Adriano Olivetti, l’impresa di sposare capitale e famiglia

Cinquant’anni fa moriva Adriano Olivetti, protagonista dell’industria italiana del dopoguerra e imprenditore che ha anticipato varie tendenze, incamminandosi lungo sentieri che altri dopo di lui ripercorreranno: nella cultura come nella politica.
Figlio di un piccolo industriale di Ivrea, Olivetti ereditò dal padre un umanitarismo socialista su cui innestò quei principi di un cristianesimo rigorista che venivano a lui dalla madre, appartenente alla comunità valdese. Da questa peculiare situazione familiare egli trasse quel suo essere un capitalista atipico: «l’imprenditore rosso», per usare le velenose parole di Angelo Costa. In realtà, egli non fu affatto comunista, semmai un figlio del suo tempo: e questo a dispetto del suo voler essere controcorrente. Un’opera riformatrice come la sua (orientata a cambiare l’industria e la società) sarebbe stata impensabile fuori di quel contesto storico che vedeva l’Italia protagonista di un boom eccezionale. Nel quindicennio successivo alla seconda guerra mondiale egli riuscì a conseguire notevoli profitti pur in presenza di una politica aziendale del tutto particolare. Nei suoi schemi, infatti, l’obiettivo di costruire una grande impresa si fondeva con il progetto di dar vita a relazioni industriali che superassero ogni contrapposizione tra capitale e lavoro.

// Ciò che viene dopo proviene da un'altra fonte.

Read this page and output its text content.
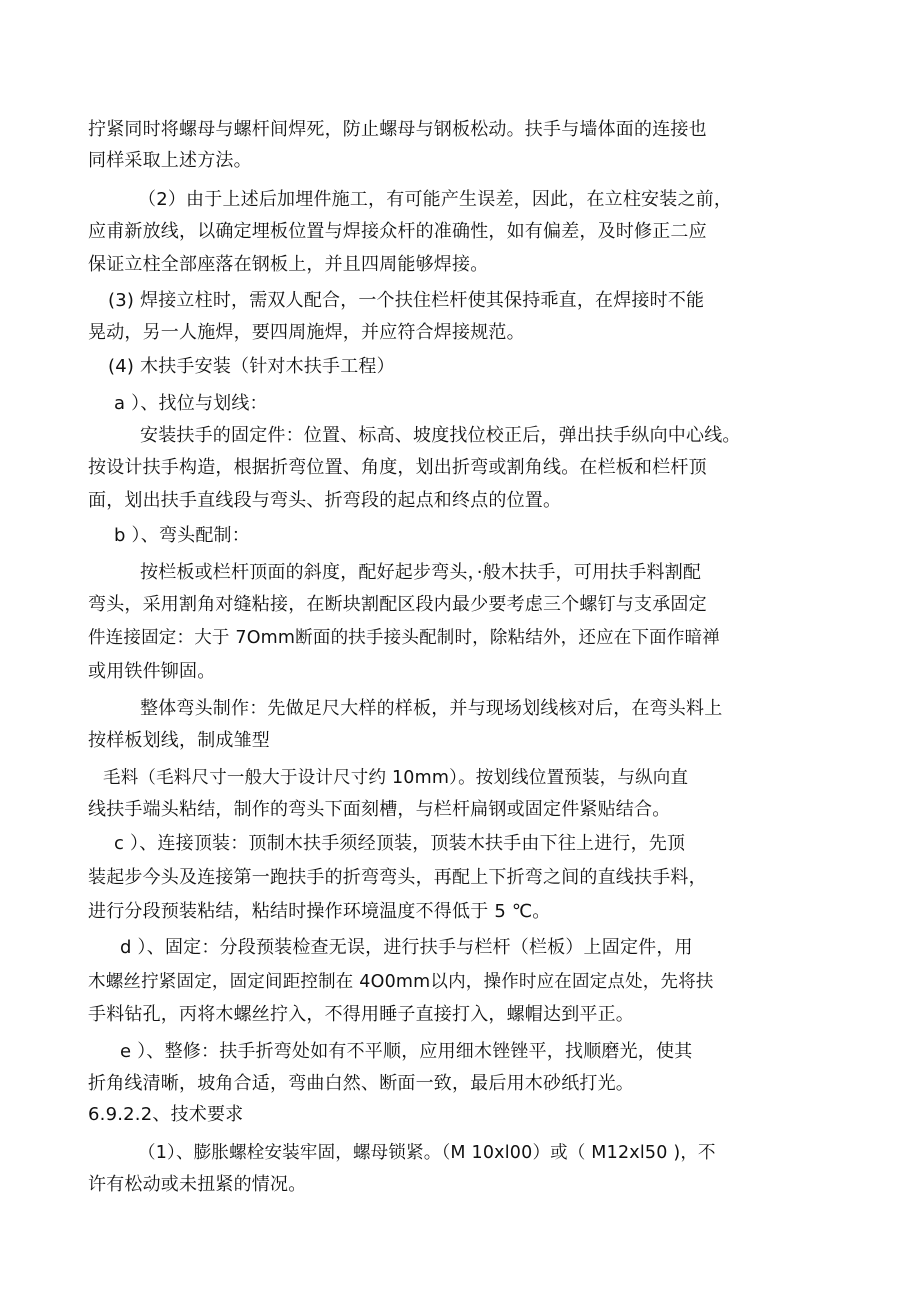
拧紧同时将螺母与螺杆间焊死，防止螺母与钢板松动。扶手与墙体面的连接也
同样采取上述方法。
（2）由于上述后加埋件施工，有可能产生误差，因此，在立柱安装之前，
应甫新放线，以确定埋板位置与焊接众杆的准确性，如有偏差，及时修正二应
保证立柱全部座落在钢板上，并且四周能够焊接。
(3) 焊接立柱时，需双人配合，一个扶住栏杆使其保持乖直，在焊接时不能
晃动，另一人施焊，要四周施焊，并应符合焊接规范。
(4) 木扶手安装（针对木扶手工程）
a ）、找位与划线：
安装扶手的固定件：位置、标高、坡度找位校正后，弹出扶手纵向中心线。
按设计扶手构造，根据折弯位置、角度，划出折弯或割角线。在栏板和栏杆顶
面，划出扶手直线段与弯头、折弯段的起点和终点的位置。
b ）、弯头配制：
按栏板或栏杆顶面的斜度，配好起步弯头，·般木扶手，可用扶手料割配
弯头，采用割角对缝粘接，在断块割配区段内最少要考虑三个螺钉与支承固定
件连接固定：大于 7Omm断面的扶手接头配制时，除粘结外，还应在下面作暗禅
或用铁件铆固。
整体弯头制作：先做足尺大样的样板，并与现场划线核对后，在弯头料上
按样板划线，制成雏型
毛料（毛料尺寸一般大于设计尺寸约 10mm）。按划线位置预装，与纵向直
线扶手端头粘结，制作的弯头下面刻槽，与栏杆扁钢或固定件紧贴结合。
c ）、连接顶装：顶制木扶手须经顶装，顶装木扶手由下往上进行，先顶
装起步今头及连接第一跑扶手的折弯弯头，再配上下折弯之间的直线扶手料，
进行分段预装粘结，粘结时操作环境温度不得低于 5 ℃。
d ）、固定：分段预装检查无误，进行扶手与栏杆（栏板）上固定件，用
木螺丝拧紧固定，固定间距控制在 4O0mm以内，操作时应在固定点处，先将扶
手料钻孔，丙将木螺丝拧入，不得用睡子直接打入，螺帽达到平正。
e ）、整修：扶手折弯处如有不平顺，应用细木锉锉平，找顺磨光，使其
折角线清晰，坡角合适，弯曲白然、断面一致，最后用木砂纸打光。
6.9.2.2、技术要求
（1）、膨胀螺栓安装牢固，螺母锁紧。（M 10xl00）或（ M12xl50 )，不
许有松动或未扭紧的情况。
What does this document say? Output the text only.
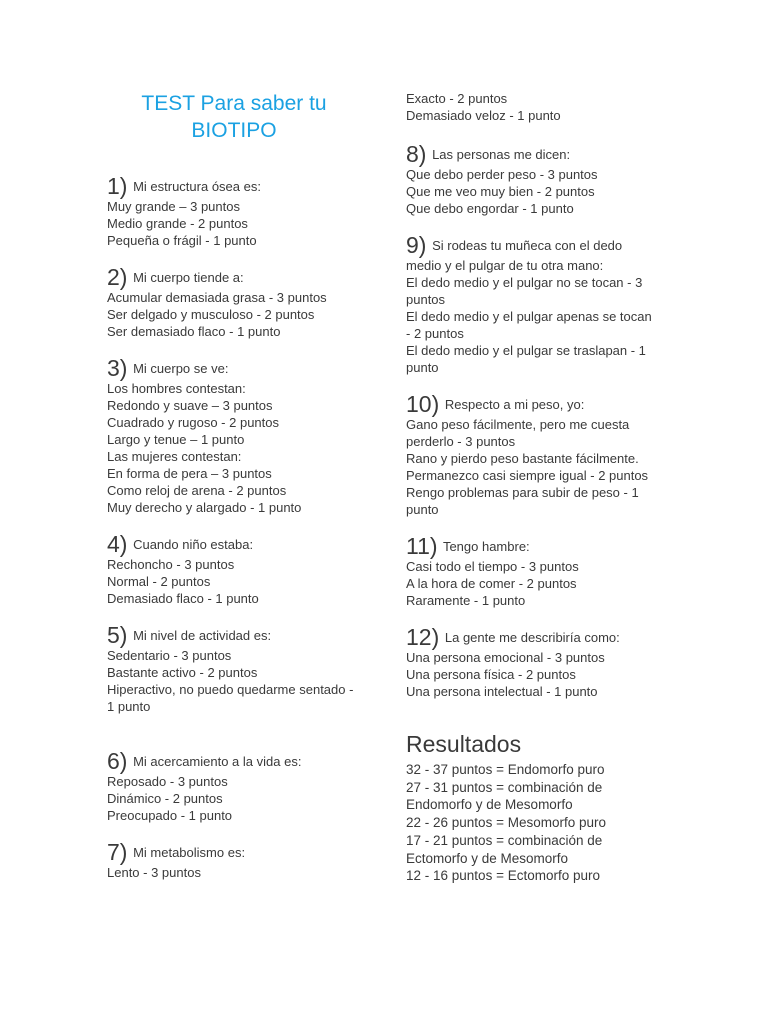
TEST Para saber tu
BIOTIPO
1) Mi estructura ósea es:
Muy grande – 3 puntos
Medio grande - 2 puntos
Pequeña o frágil - 1 punto
2) Mi cuerpo tiende a:
Acumular demasiada grasa - 3 puntos
Ser delgado y musculoso - 2 puntos
Ser demasiado flaco - 1 punto
3) Mi cuerpo se ve:
Los hombres contestan:
Redondo y suave – 3 puntos
Cuadrado y rugoso - 2 puntos
Largo y tenue – 1 punto
Las mujeres contestan:
En forma de pera – 3 puntos
Como reloj de arena - 2 puntos
Muy derecho y alargado - 1 punto
4) Cuando niño estaba:
Rechoncho - 3 puntos
Normal - 2 puntos
Demasiado flaco - 1 punto
5) Mi nivel de actividad es:
Sedentario - 3 puntos
Bastante activo - 2 puntos
Hiperactivo, no puedo quedarme sentado -
1 punto
6) Mi acercamiento a la vida es:
Reposado - 3 puntos
Dinámico - 2 puntos
Preocupado - 1 punto
7) Mi metabolismo es:
Lento - 3 puntos
Exacto - 2 puntos
Demasiado veloz - 1 punto
8) Las personas me dicen:
Que debo perder peso - 3 puntos
Que me veo muy bien - 2 puntos
Que debo engordar - 1 punto
9) Si rodeas tu muñeca con el dedo
medio y el pulgar de tu otra mano:
El dedo medio y el pulgar no se tocan - 3
puntos
El dedo medio y el pulgar apenas se tocan
- 2 puntos
El dedo medio y el pulgar se traslapan - 1
punto
10) Respecto a mi peso, yo:
Gano peso fácilmente, pero me cuesta
perderlo - 3 puntos
Rano y pierdo peso bastante fácilmente.
Permanezco casi siempre igual - 2 puntos
Rengo problemas para subir de peso - 1
punto
11) Tengo hambre:
Casi todo el tiempo - 3 puntos
A la hora de comer - 2 puntos
Raramente - 1 punto
12) La gente me describiría como:
Una persona emocional - 3 puntos
Una persona física - 2 puntos
Una persona intelectual - 1 punto
Resultados
32 - 37 puntos = Endomorfo puro
27 - 31 puntos = combinación de
Endomorfo y de Mesomorfo
22 - 26 puntos = Mesomorfo puro
17 - 21 puntos = combinación de
Ectomorfo y de Mesomorfo
12 - 16 puntos = Ectomorfo puro
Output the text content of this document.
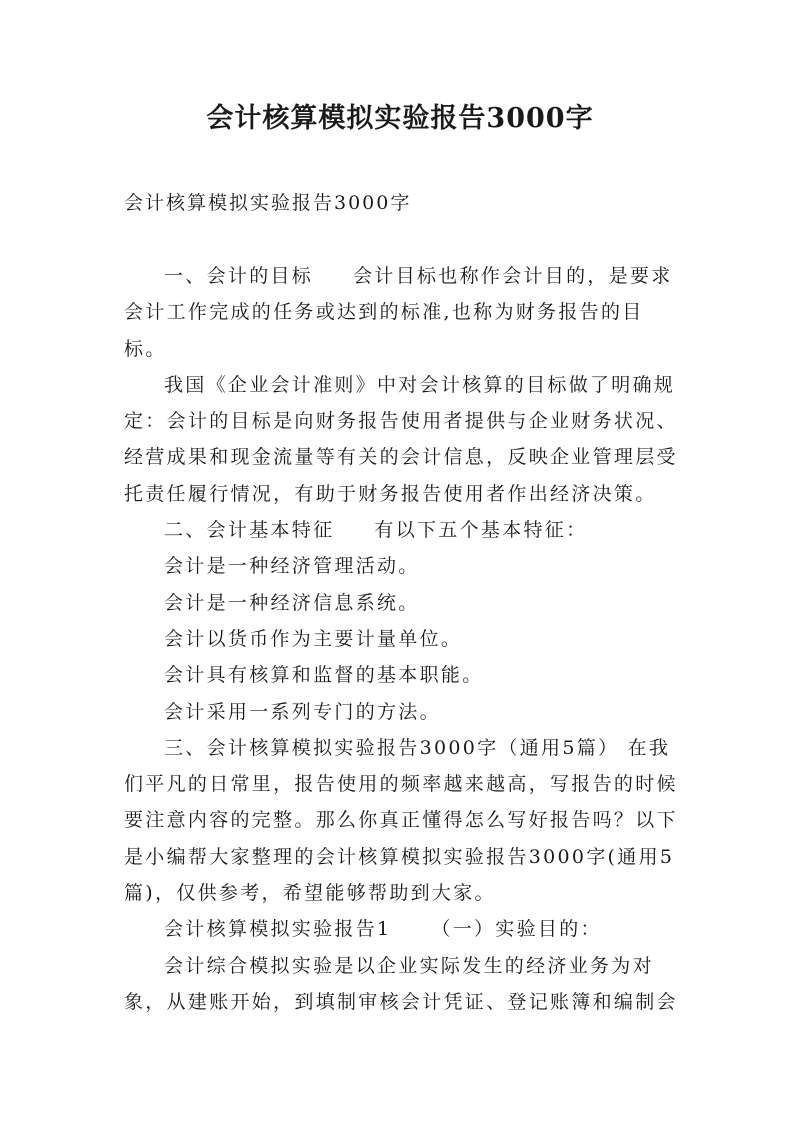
会计核算模拟实验报告3000字

会计核算模拟实验报告3000字

一、会计的目标 会计目标也称作会计目的，是要求会计工作完成的任务或达到的标准,也称为财务报告的目标。

我国《企业会计准则》中对会计核算的目标做了明确规定：会计的目标是向财务报告使用者提供与企业财务状况、经营成果和现金流量等有关的会计信息，反映企业管理层受托责任履行情况，有助于财务报告使用者作出经济决策。

二、会计基本特征 有以下五个基本特征：

会计是一种经济管理活动。

会计是一种经济信息系统。

会计以货币作为主要计量单位。

会计具有核算和监督的基本职能。

会计采用一系列专门的方法。

三、会计核算模拟实验报告3000字（通用5篇） 在我们平凡的日常里，报告使用的频率越来越高，写报告的时候要注意内容的完整。那么你真正懂得怎么写好报告吗？以下是小编帮大家整理的会计核算模拟实验报告3000字(通用5篇)，仅供参考，希望能够帮助到大家。

会计核算模拟实验报告1 （一）实验目的：

会计综合模拟实验是以企业实际发生的经济业务为对象，从建账开始，到填制审核会计凭证、登记账簿和编制会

Alla Olivetti gli stipendi erano più alti che nelle altre fabbriche del settore, e oltre a ciò i dipendenti potevano contare su assistenza medica, asili nido, abitazioni, permessi retribuiti in caso di maternità. Per giunta, l’azienda cercava di realizzare un diverso rapporto fra imprenditore e operai, fra azienda e città, all’insegna di una cooperazione che portasse a interagire per il bene comune. I capannoni in cui si producevano macchine per scrivere divennero crogiuoli di valori e idee che attirarono alcuni tra i maggiori artisti e intellettuali, spesso di sinistra: Moravia, Pampaloni, Bigiaretti, Pasolini, Volponi... Per certi aspetti Olivetti ha rappresentato l’esatto contrario del tipico imprenditore del dopoguerra: l’ex-operaio che si era fatto da sé e conosceva solo la legge della fatica. Fu invece persona colta e curiosa, consapevole che la conoscenza può produrre ricchezza e che nelle relazioni interpersonali c’è un valore che non dev’essere ignorato neppure da chi deve accumulare profitti.
Dopo la morte, anche senza riferirsi espressamente a lui la classe imprenditoriale italiana ha guardato a più riprese alla sua lezione come a un modello, provando in vari modi a copiare quel suo modo di concepire la fabbrica, integrarsi nel contesto cittadino, motivare i collaboratori, unire efficienza e bellezza. Psicologi, architetti e sociologi cominceranno a essere presenti tra i collaboratori dei dirigenti d’impresa. Nonostante ciò, nel pur generoso progetto olivettiano c’è qualcosa che oggi appare remoto, figlio di un tempo che non c’è più. Basti pensare alla relazione tra la Olivetti e la città di Ivrea, di cui nel 1956 l’imprenditore diventerà addirittura sindaco. Questo rapporto simbiotico tra il lavoro e la vita, in cui la seconda è quasi totalmente assorbita dal primo (e che si ritrova nel marxismo come nell’industrialismo), in ragione del quale l’azienda si faceva una sorta di grande famiglia, oggi non è più ammissibile: soprattutto perché nessuno è interessato ad attribuire un ruolo di questo tipo alla produzione. In fondo, anche quanti hanno continuato a cantare le lodi dell’esperienza olivettiana hanno più volte sottolineato come in quella visione all’azienda veniva affidata una missione non solo economica, ma anche morale e civile. Al punto che essa finiva per rappresentare il centro della stessa polis e il luogo in cui prendeva forma una comunità solidale.
C’è insomma, in Olivetti, qualcosa che lo rende irrimediabilmente figlio del Novecento e delle sue controversie. In fondo, le stesse nozioni di «capitale» e «lavoro» appaiono ormai del tutto astratte, e questo fa sì che Olivetti appartenga a un’epoca ormai conclusa. Non soltanto i suoi sogni sono lontani, ma per noi è improponibile quell’enfasi su relazioni che, da tempo, siamo abituati a vivere in maniera assai più «laica» e disincantata. E probabilmente è bene che sia così.